Merrill's Milunovich says the cell- phone makers are suffering from a condition Harvard tech guru Clay Christensen calls "overshoot," meaning current technology is already more than good enough for most users. In markets where that happens, Milunovich says, profits shift from systems companies, such as Nokia and Motorola, to component companies, such as Qualcomm and Texas Instruments.
Montgomery's Rezaee says he'd be a buyer of Qualcomm shares "once the dust settles." The company's CDMA technology has a strong foothold in Korea, Latin America and in the U.S., where Sprint and Verizon have standardized around it.
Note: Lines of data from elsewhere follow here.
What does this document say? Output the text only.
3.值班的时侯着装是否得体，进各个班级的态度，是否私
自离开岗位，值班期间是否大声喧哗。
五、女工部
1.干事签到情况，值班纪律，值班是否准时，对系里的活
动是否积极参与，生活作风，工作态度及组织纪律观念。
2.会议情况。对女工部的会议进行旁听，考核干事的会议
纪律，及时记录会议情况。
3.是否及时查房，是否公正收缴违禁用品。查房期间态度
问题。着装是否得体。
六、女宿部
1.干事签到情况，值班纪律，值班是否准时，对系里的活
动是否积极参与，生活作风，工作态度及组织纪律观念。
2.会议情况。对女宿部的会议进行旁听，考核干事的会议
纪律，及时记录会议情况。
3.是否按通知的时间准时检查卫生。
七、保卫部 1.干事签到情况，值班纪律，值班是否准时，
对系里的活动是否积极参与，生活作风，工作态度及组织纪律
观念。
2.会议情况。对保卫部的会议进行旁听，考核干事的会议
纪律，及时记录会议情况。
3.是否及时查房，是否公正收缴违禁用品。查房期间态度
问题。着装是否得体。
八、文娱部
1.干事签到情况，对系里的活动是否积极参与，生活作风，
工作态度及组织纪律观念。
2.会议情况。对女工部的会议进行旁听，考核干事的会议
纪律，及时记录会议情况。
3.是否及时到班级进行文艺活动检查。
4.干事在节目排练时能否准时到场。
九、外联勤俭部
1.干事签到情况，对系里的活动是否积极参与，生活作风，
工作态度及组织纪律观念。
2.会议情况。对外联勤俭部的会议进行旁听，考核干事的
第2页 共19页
Unlike Motorola or Nokia, Qualcomm does not make phones. Rather, it collects licensing fees from systems using CDMA technology, and it sells chips for CDMA-based phones. With the stock trading for about 23 times expected earnings for the September 2003 fiscal year, though, it seems fully valued.
Of the large handset companies, Motorola is having a better time of it for the moment than Nokia. While Motorola has been showing some results from a long restructuring process, its Finnish rival has lost some market share. Motorola is "doing things it should have done years ago," as Rezaee puts it, although it remains to be seen if the company can produce reliable revenue growth.
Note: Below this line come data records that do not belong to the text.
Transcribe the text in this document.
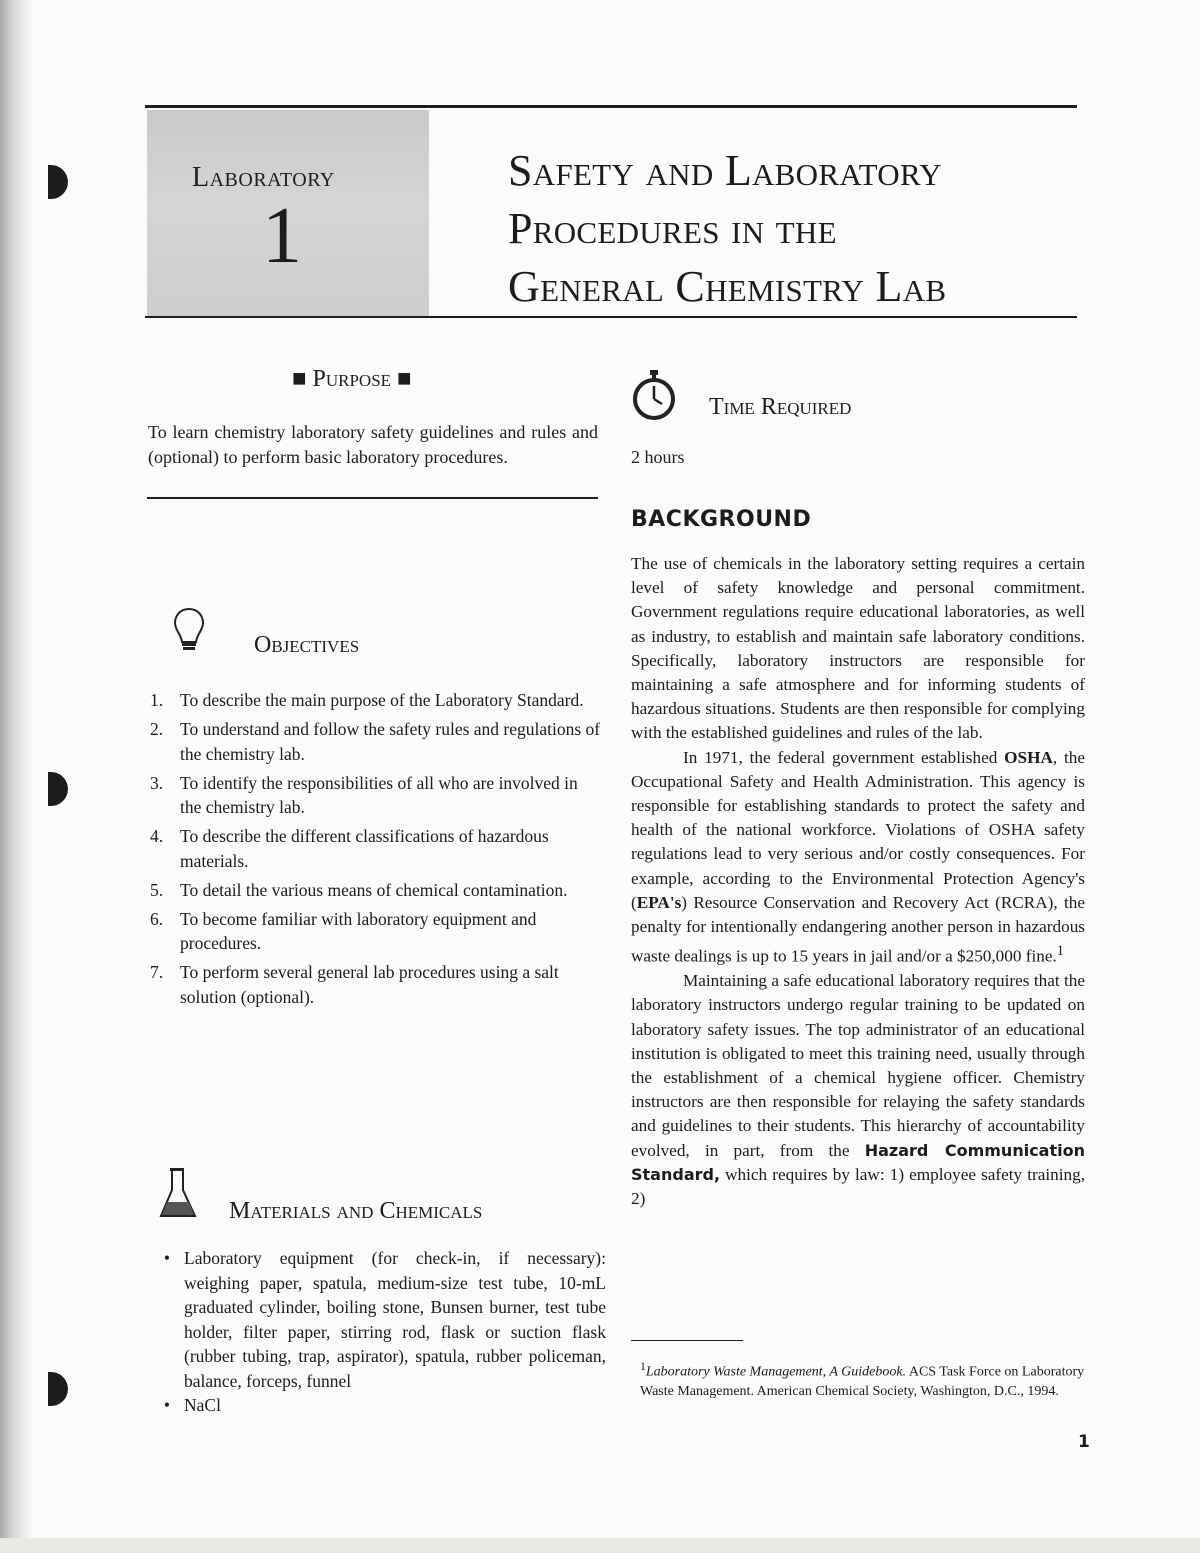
Laboratory
1
Safety and Laboratory
Procedures in the
General Chemistry Lab
■ Purpose ■
To learn chemistry laboratory safety guidelines and rules and (optional) to perform basic laboratory procedures.
Time Required
2 hours
BACKGROUND

The use of chemicals in the laboratory setting requires a certain level of safety knowledge and personal commitment. Government regulations require educational laboratories, as well as industry, to establish and maintain safe laboratory conditions. Specifically, laboratory instructors are responsible for maintaining a safe atmosphere and for informing students of hazardous situations. Students are then responsible for complying with the established guidelines and rules of the lab.

In 1971, the federal government established OSHA, the Occupational Safety and Health Administration. This agency is responsible for establishing standards to protect the safety and health of the national workforce. Violations of OSHA safety regulations lead to very serious and/or costly consequences. For example, according to the Environmental Protection Agency's (EPA's) Resource Conservation and Recovery Act (RCRA), the penalty for intentionally endangering another person in hazardous waste dealings is up to 15 years in jail and/or a $250,000 fine.$^1$

Maintaining a safe educational laboratory requires that the laboratory instructors undergo regular training to be updated on laboratory safety issues. The top administrator of an educational institution is obligated to meet this training need, usually through the establishment of a chemical hygiene officer. Chemistry instructors are then responsible for relaying the safety standards and guidelines to their students. This hierarchy of accountability evolved, in part, from the Hazard Communication Standard, which requires by law: 1) employee safety training, 2)

Objectives
1. To describe the main purpose of the Laboratory Standard.
2. To understand and follow the safety rules and regulations of the chemistry lab.
3. To identify the responsibilities of all who are involved in the chemistry lab.
4. To describe the different classifications of hazardous materials.
5. To detail the various means of chemical contamination.
6. To become familiar with laboratory equipment and procedures.
7. To perform several general lab procedures using a salt solution (optional).
Materials and Chemicals
• Laboratory equipment (for check-in, if necessary): weighing paper, spatula, medium-size test tube, 10-mL graduated cylinder, boiling stone, Bunsen burner, test tube holder, filter paper, stirring rod, flask or suction flask (rubber tubing, trap, aspirator), spatula, rubber policeman, balance, forceps, funnel
• NaCl
$^1$Laboratory Waste Management, A Guidebook. ACS Task Force on Laboratory Waste Management. American Chemical Society, Washington, D.C., 1994.
1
Nokia dominated the phone business in the late 1990s, thanks in part to ineffective competition from Ericsson and Motorola. But competition has heated up. Though not in our top 20, the company gaining the most ground in the wireless phone market at the moment is Samsung. Meanwhile, the sector as a whole could see more disappointments, as the industry's struggling carriers attempt to lure investors to use additional services made possible with so-called 2.5G and 3G services.
Neither handset maker looks expensive at the moment -- Nokia trades for 14 times expected 2003 earnings, versus 24 times for Motorola, though Motorola looks cheaper on a revenue basis, at 0.9 times expected 2003 results, about half that of Nokia. And yet we think estimates, and stock prices, face one more down leg. For now, we would not be buyers of any companies in the handset business.